It’s Saturday morning, February 15, 2020, and I’m at my desk. It’s time to write my weekly blog post. I have a topic, a title, and a deadline – and nothing else.
Normally, ideas for my weekly newsletter are actively flitting in and out of my consciousness by mid-week, mostly during runs. I consider content, size up structure, and evaluate engaging hooks to draw the reader in. The material’s connection with exercise becomes apparent. By the end of the week, I’ve amassed notes and text so that the composition process is structured and focused.
But this week, none of that happened. For the first time in my 50+ weeks of blogging, my topic was assigned by someone else. And it’s left me stumped. I made a commitment to my Health Coach Institute success mentor to write about my coaching program. Accountability is a hallmark of coaching, and I can’t expect it from my future clients without demonstrating it myself.
Internet research on combatting writer’s block provided some guidance, but most of the tips were already in my repertoire. I worked out vigorously ahead of time, settled in with coffee while dressed in comfortable clothes. I was fully committed to writing my essay, and I possessed the seasoned-writers’ knowledge that the ebb-and-flow of composition can be capricious. But this time, a creative entry into the subject matter eludes me; it’s like stumbling down a darkened hallway in the middle of the night looking for a pathway back to slumber.
There is a painless way forward: simply explain that I’m enrolled in a health and life coaching curriculum to add credibility and support for my belief in a fitness habit-based lifestyle. Creating Daily: Transforming Your Life with an Everyday Movement Habit was just a start. My mission is to convince despairing, completely out of shape folks that everyday movement is easier than periodic, and often sporadic, exercise.

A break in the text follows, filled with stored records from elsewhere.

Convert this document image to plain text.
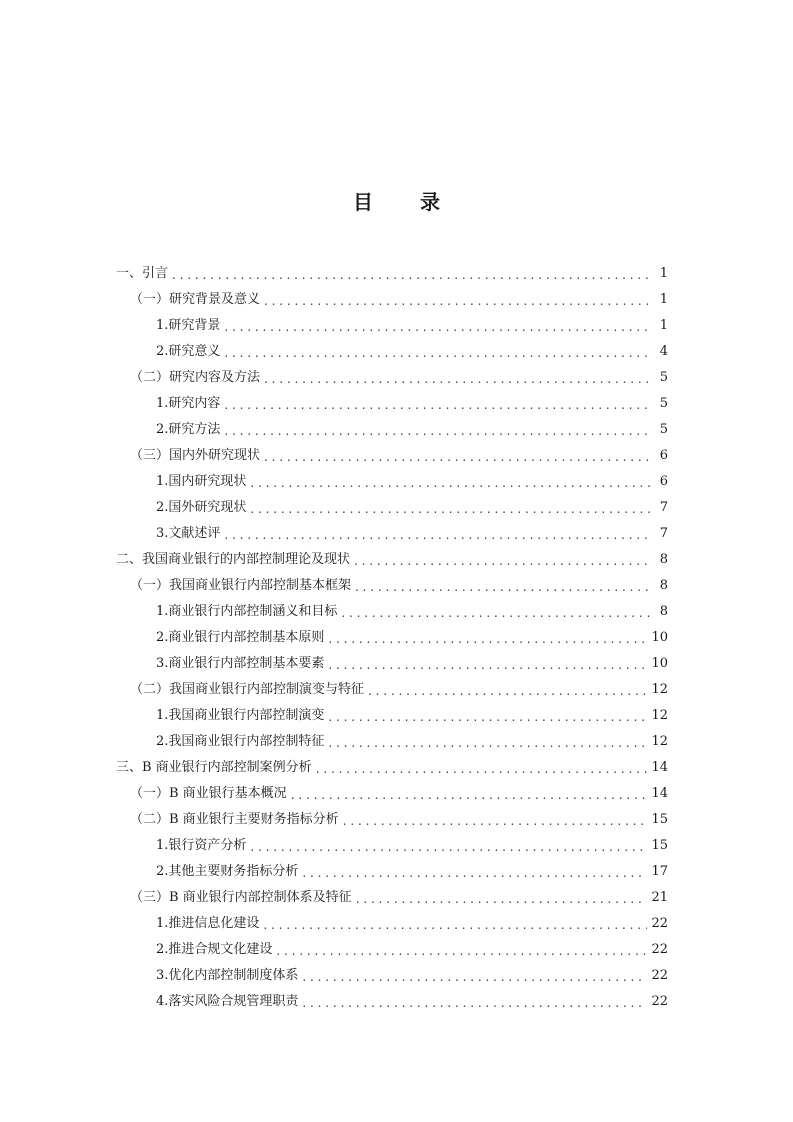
目 录
一、引言 . . .	1
（一）研究背景及意义 . . .	1
1.研究背景 . . .	1
2.研究意义 . . .	4
（二）研究内容及方法 . . .	5
1.研究内容 . . .	5
2.研究方法 . . .	5
（三）国内外研究现状 . . .	6
1.国内研究现状 . . .	6
2.国外研究现状 . . .	7
3.文献述评 . . .	7
二、我国商业银行的内部控制理论及现状 . . .	8
（一）我国商业银行内部控制基本框架 . . .	8
1.商业银行内部控制涵义和目标 . . .	8
2.商业银行内部控制基本原则 . . .	10
3.商业银行内部控制基本要素 . . .	10
（二）我国商业银行内部控制演变与特征 . . .	12
1.我国商业银行内部控制演变 . . .	12
2.我国商业银行内部控制特征 . . .	12
三、B 商业银行内部控制案例分析 . . .	14
（一）B 商业银行基本概况 . . .	14
（二）B 商业银行主要财务指标分析 . . .	15
1.银行资产分析 . . .	15
2.其他主要财务指标分析 . . .	17
（三）B 商业银行内部控制体系及特征 . . .	21
1.推进信息化建设 . . .	22
2.推进合规文化建设 . . .	22
3.优化内部控制制度体系 . . .	22
4.落实风险合规管理职责 . . .	22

And yet, the coaching coursework has become more significant than a way to promote my book’s platform and enhance my own credibility.
Coaching might be a way out of the practice of law, a transitional encore for a decades-long career advising clients on legal matters. I don’t have concrete plans for retirement; it remains a vaguely distant venue that currently holds no apparent appeal. But I’m a planner by both profession and personality. I feel drawn towards, and captivated by, a vocation rooted in listening and learning, sharing and supporting.
I embarked on a life coach training journey uncertain of what I would find along the way. What I’ve experienced is absorbing and engaging. Mentoring others demands examining myself. Asking people for accountability without judgment allows me to accept personal responsibility without reprobation when I fall short. I understand that we each possess everything essential to a joyful and fulfilling life. Some of us benefit from a sideline coach cheering us on, celebrating our successes, and heeding our perceived failings.
My allotted time for literary exploration is over. It’s time to review, spell-check, and call it good. I’m reminded that one noteworthy author likens pushing through writer’s block to running through fatigue. It’s one foot at a time. Plod, plod, plod -- I’m done!